De acordo com especialistas russos, a não manutenção de preços foi destinada aos frackers dos EUA que não conseguem produzir com lucro quando os preços estão baixos. Alexander Dynkin é citado como tendo dito: "O Kremlin decidiu sacrificar a OPEP+ para parar os produtores de xisto dos EUA e punir os EUA por atacarem o Nord Stream 2." [ênfase minha] Os russos certamente sabiam que a indústria de fraturamento dos EUA já estava à beira do colapso por causa de uma dívida maciça e incontrolável (mais de US $ 120 mil milhões com vencimento nos próximos 2 anos!).

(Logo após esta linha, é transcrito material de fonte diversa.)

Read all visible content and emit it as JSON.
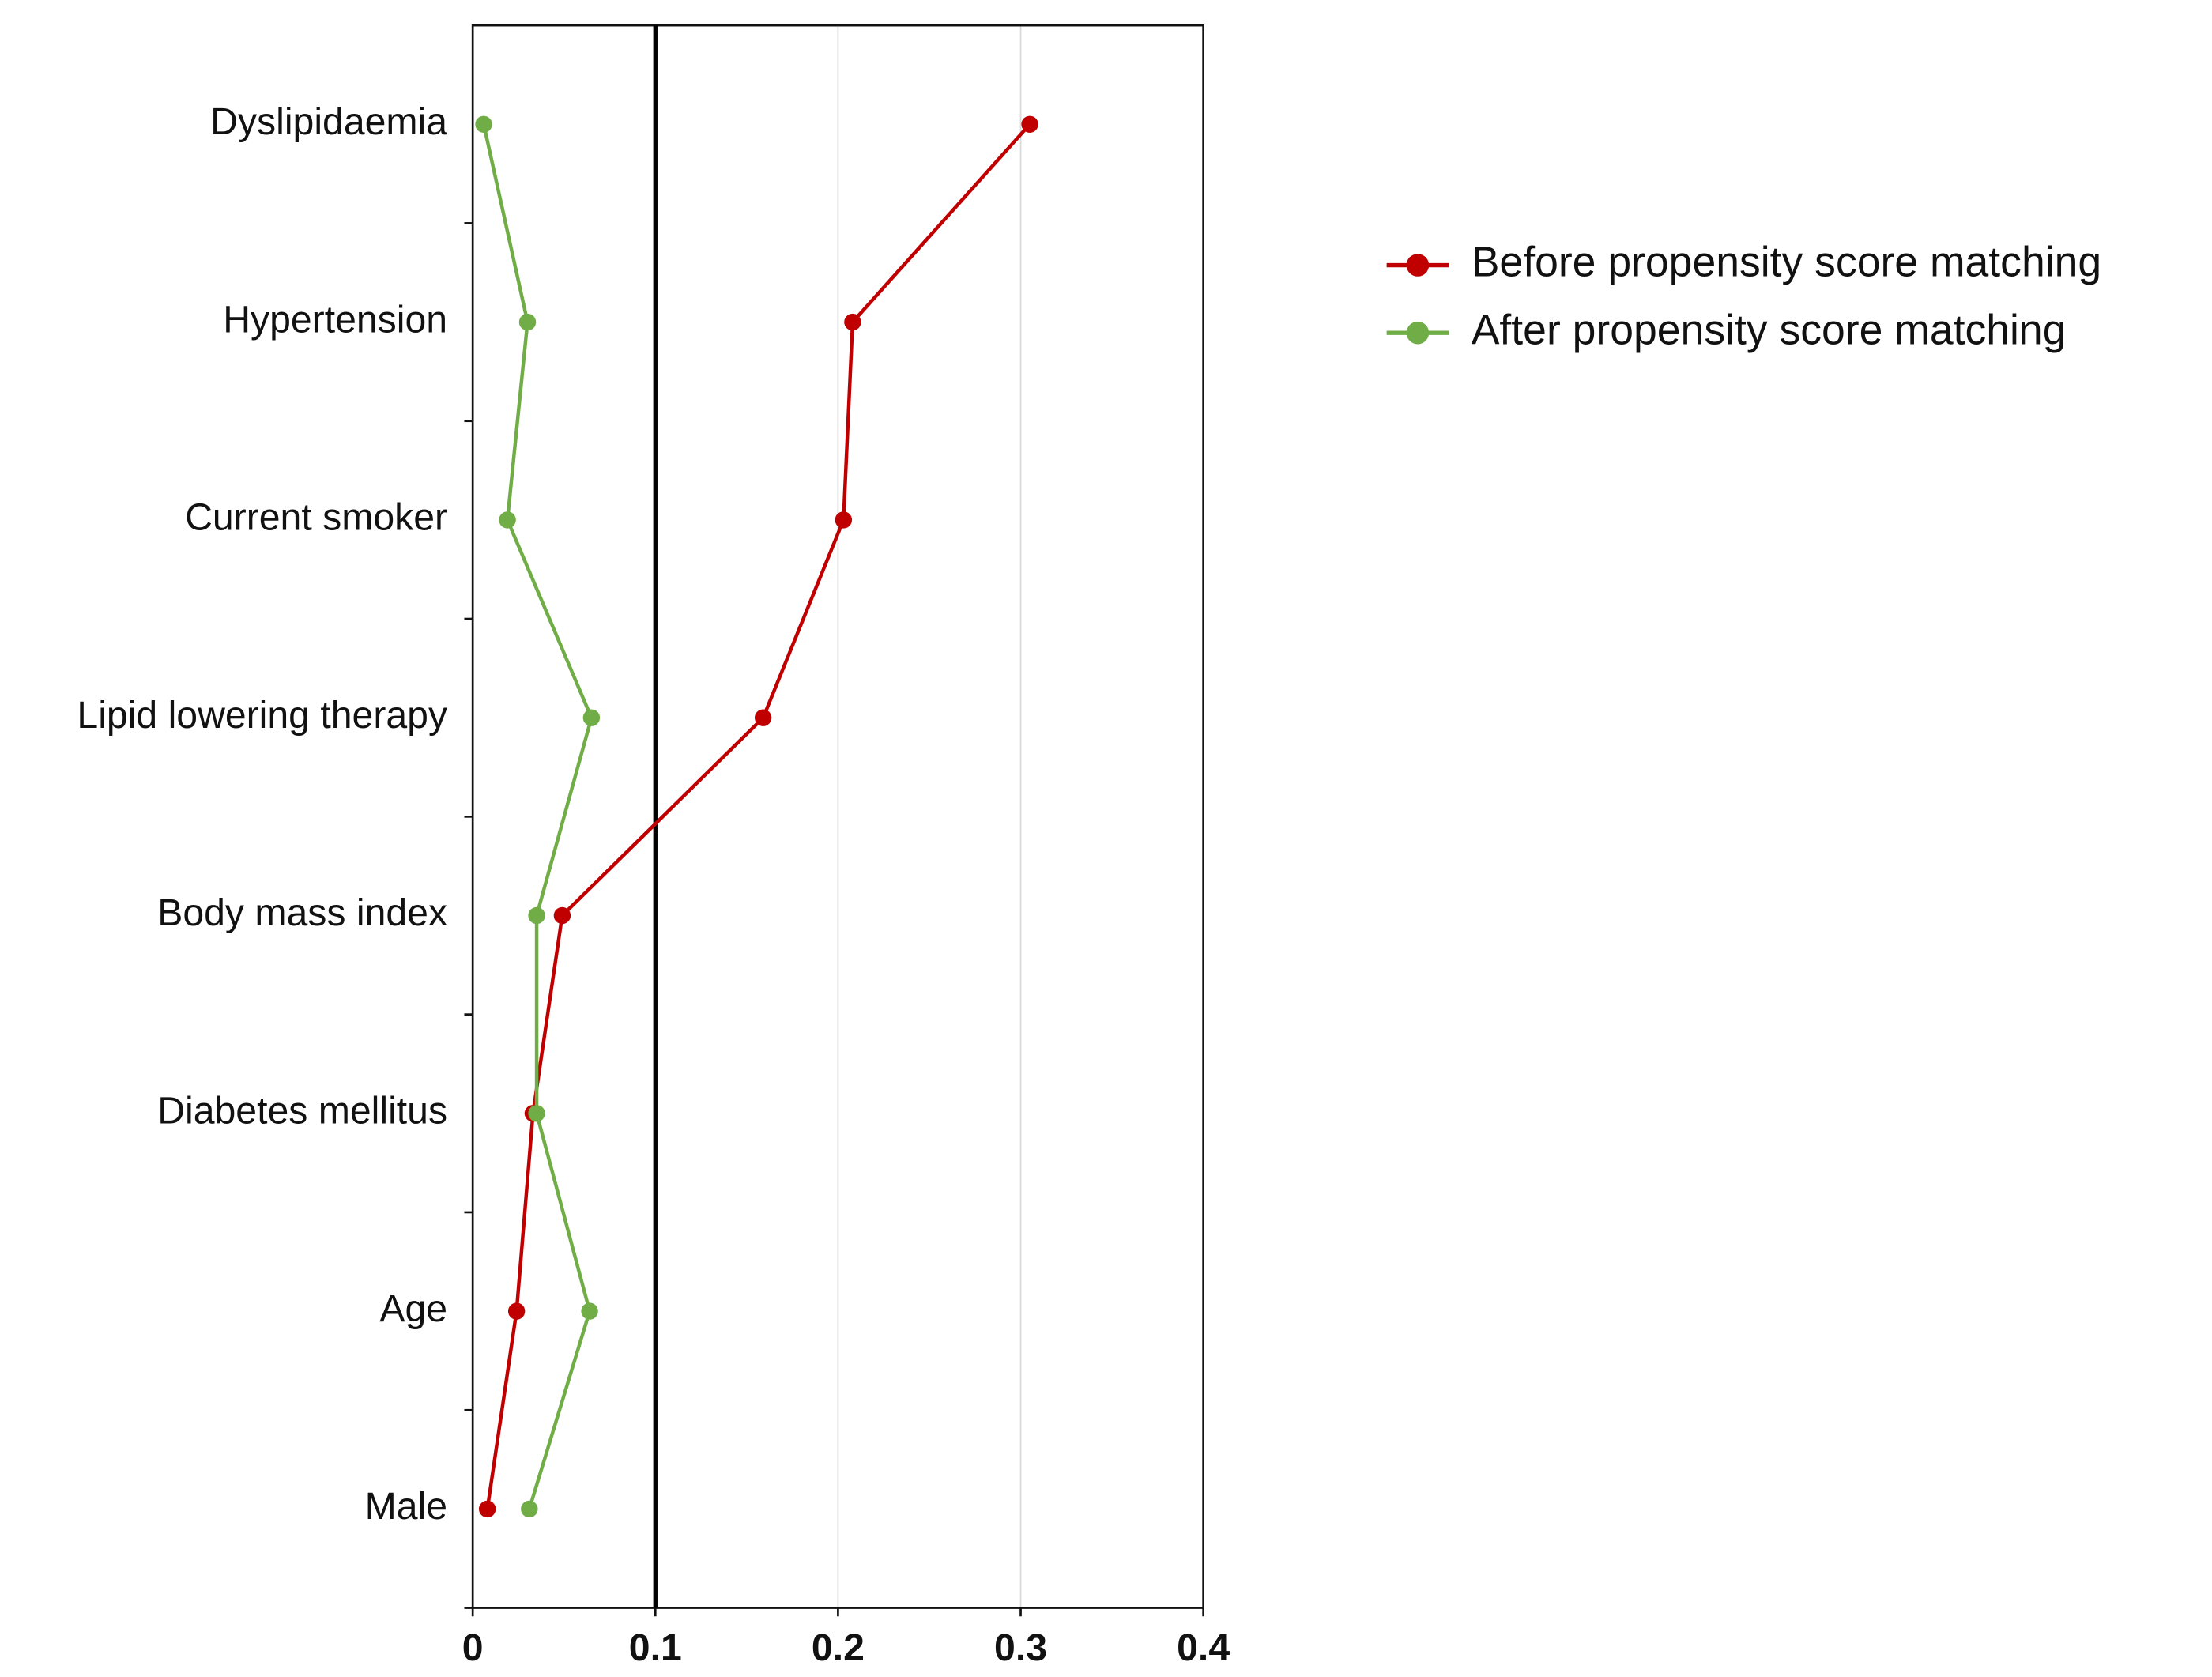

Assim, a Rússia arriscou uma profunda deflação do preço do petróleo em vingança pela ataque dos EUA ao seu projeto europeu de gasoduto ‘- um olho-por-olho capitalista.

Escrevi com frequência sobre o imperialismo energético nos últimos dois anos (especialmente, o uso extorsionista pelos EUA de incentivo a guerras, a sanções e ameaças, a fim de conquistar mercados). Dado os malefícios que uma guerra para afundar preços tem em países vulneráveis ​​dependentes da produção de petróleo, como a Venezuela, aqueles que vêem a Rússia como algo mais do que um país capitalista pressionando os seus próprios interesses podem encontrar um motivo para reconsiderar.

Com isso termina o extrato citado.